In the case of Edwards Lifesciences LLC v Boston Scientific SCIMED, Inc and others  EWHC 664 (Pat) the successful patentee, Boston Scientific, brought an application to flip the second and third stages - that is to say, it sought to have a full hearing on both damages and an account and only then make an election between the two. Its rationale for this unusual request was as follows. As a result of the Island Records v Tring disclosure it had come to light that it was arguable that as a result of intra-group transfer pricing other companies in the Edwards Lifesciences group (and not just those parties to the proceedings) also had made profits from the infringements. It follows, so Boston Scientific asserted, that the account of profits should take into consideration the profits derived by those other group companies. However, Boston Scientific was concerned that such an assertion might not succeed. Therefore, without conceding that it was unlikely to succeed, as a fall-back position it wanted to retain the option to claim damages in case it did fail.
High Court ruling
As anyone who has been involved in a damages or account hearing will attest, they can be complicated, time-consuming and expensive proceedings - the costs can be on a par with the substantive trial. This point was not lost on the judge hearing the application (HHJ Hacon). Further, there would be little overlap of issues between a damages claim and an account. Thus, as HHJ Hacon said,:-
"Boston’s proposal would add significantly to the costs and to the time taken by the court in deciding monetary relief."

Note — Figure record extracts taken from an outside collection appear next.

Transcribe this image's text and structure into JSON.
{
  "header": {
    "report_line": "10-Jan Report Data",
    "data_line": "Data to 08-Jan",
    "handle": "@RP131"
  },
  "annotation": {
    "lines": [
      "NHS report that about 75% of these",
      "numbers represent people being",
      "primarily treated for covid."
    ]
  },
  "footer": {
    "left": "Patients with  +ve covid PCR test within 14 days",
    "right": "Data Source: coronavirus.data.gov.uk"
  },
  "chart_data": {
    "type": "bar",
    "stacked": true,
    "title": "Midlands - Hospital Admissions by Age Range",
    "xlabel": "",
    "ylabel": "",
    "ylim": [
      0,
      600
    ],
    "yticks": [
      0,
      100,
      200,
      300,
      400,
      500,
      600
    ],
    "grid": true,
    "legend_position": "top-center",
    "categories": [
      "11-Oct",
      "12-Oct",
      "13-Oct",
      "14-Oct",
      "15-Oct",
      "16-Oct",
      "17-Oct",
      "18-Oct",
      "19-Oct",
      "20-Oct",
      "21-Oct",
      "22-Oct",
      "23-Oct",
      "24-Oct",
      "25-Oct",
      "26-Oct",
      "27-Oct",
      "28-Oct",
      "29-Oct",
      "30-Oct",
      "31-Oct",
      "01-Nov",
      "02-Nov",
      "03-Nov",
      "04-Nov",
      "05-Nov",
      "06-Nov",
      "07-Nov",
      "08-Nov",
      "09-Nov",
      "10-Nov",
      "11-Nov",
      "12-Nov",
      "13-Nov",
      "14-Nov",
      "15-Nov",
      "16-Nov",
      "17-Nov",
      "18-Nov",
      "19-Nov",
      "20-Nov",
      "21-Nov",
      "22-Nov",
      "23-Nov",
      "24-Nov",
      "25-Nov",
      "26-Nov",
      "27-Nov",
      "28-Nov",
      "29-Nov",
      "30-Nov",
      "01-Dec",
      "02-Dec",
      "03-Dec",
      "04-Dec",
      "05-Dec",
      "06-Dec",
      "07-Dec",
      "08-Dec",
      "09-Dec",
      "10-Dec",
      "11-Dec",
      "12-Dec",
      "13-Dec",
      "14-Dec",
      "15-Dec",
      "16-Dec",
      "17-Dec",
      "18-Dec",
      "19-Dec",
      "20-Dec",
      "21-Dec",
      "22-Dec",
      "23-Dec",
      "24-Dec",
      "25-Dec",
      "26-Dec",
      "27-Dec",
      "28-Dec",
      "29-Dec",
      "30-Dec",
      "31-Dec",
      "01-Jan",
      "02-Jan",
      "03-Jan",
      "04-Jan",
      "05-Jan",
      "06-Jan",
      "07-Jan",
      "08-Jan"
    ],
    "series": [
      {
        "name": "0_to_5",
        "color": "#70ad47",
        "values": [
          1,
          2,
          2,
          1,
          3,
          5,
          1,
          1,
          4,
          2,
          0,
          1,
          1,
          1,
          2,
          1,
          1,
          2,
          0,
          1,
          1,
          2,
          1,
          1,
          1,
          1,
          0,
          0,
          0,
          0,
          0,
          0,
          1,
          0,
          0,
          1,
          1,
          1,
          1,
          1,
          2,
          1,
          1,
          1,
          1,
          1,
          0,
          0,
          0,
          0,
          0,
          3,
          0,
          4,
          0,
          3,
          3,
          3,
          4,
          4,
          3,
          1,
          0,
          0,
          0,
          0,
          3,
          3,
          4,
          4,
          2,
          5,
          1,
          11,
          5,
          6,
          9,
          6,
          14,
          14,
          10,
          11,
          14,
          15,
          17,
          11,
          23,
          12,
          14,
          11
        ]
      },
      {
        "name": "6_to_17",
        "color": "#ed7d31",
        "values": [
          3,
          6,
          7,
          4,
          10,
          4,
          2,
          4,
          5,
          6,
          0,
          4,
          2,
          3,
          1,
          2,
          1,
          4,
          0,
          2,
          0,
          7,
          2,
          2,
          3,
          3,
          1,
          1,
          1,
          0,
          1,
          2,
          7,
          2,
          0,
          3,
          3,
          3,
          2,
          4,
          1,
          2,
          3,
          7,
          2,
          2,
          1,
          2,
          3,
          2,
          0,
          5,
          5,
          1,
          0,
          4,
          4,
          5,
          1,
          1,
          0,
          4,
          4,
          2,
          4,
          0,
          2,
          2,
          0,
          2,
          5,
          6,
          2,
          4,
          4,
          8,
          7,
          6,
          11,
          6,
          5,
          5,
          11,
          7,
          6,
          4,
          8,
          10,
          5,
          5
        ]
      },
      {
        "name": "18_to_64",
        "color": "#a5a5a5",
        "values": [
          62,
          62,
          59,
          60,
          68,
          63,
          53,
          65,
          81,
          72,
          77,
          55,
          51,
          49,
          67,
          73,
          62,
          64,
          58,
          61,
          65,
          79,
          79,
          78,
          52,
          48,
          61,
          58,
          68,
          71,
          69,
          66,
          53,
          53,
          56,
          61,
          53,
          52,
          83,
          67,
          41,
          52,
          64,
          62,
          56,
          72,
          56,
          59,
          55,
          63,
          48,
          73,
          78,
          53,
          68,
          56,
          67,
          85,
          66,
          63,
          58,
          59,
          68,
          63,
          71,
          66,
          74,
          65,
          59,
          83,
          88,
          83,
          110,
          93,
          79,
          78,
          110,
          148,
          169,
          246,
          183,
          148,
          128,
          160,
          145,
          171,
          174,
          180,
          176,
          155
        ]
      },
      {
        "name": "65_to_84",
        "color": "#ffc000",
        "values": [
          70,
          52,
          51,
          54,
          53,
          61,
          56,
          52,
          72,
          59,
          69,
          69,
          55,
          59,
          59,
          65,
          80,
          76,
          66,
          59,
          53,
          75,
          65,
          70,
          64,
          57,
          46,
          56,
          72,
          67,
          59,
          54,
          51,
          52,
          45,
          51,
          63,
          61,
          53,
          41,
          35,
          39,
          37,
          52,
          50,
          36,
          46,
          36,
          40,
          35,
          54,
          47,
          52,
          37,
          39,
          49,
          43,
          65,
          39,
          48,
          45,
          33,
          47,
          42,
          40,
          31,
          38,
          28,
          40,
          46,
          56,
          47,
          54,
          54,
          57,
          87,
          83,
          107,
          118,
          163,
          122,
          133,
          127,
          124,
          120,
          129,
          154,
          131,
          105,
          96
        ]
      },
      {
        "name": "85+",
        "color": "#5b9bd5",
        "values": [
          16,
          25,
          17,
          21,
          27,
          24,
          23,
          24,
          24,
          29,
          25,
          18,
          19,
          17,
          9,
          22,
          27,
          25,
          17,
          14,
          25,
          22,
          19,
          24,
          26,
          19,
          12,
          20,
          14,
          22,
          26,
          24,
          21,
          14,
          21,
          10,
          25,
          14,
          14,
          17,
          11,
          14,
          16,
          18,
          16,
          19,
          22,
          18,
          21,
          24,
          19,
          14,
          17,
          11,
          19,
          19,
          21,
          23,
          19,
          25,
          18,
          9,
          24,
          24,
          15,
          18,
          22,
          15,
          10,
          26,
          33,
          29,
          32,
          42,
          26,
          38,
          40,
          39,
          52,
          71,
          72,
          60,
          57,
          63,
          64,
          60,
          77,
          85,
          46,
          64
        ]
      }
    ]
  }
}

HHJ Hacon accepted Boston Scientific's argument that there is no statutory or common law bar to there being a joint inquiry and account. Nevertheless, he went on to conclude that as a matter of case management, the court and the parties should not be burdened with a joint inquiry and an account. Although not unsympathetic to Boston Scientific's position, HHJ Hacon did not consider it to be inherently unusual - as he said:-
"There is always an inherent risk in electing to take an account of profits. The defendant may have run his business as loss-leader, or not competently, or it may be that for some other reason, as it turns out on the evidence, the defendant has made little or no profit. It is well established that a claimant in an account must take the defendant as he finds him."
And he went on to add:-
"Boston is not the first litigant in a dilemma because the outcome of the litigation is in doubt and it will not be the last. It has the funds to access as much legal advice as it can take. In my view, it must now consider that advice and make its election."
There is perhaps an element of rough justice in this decision. Nevertheless, had Boston Scientific's application succeeded and it recognised that a successful patentee should be afforded greater certainty before making its election, this could have been the start of a slippery slope to many monetary relief hearings being essentially doubled in scope, complexity and cost with both damages and an account being run.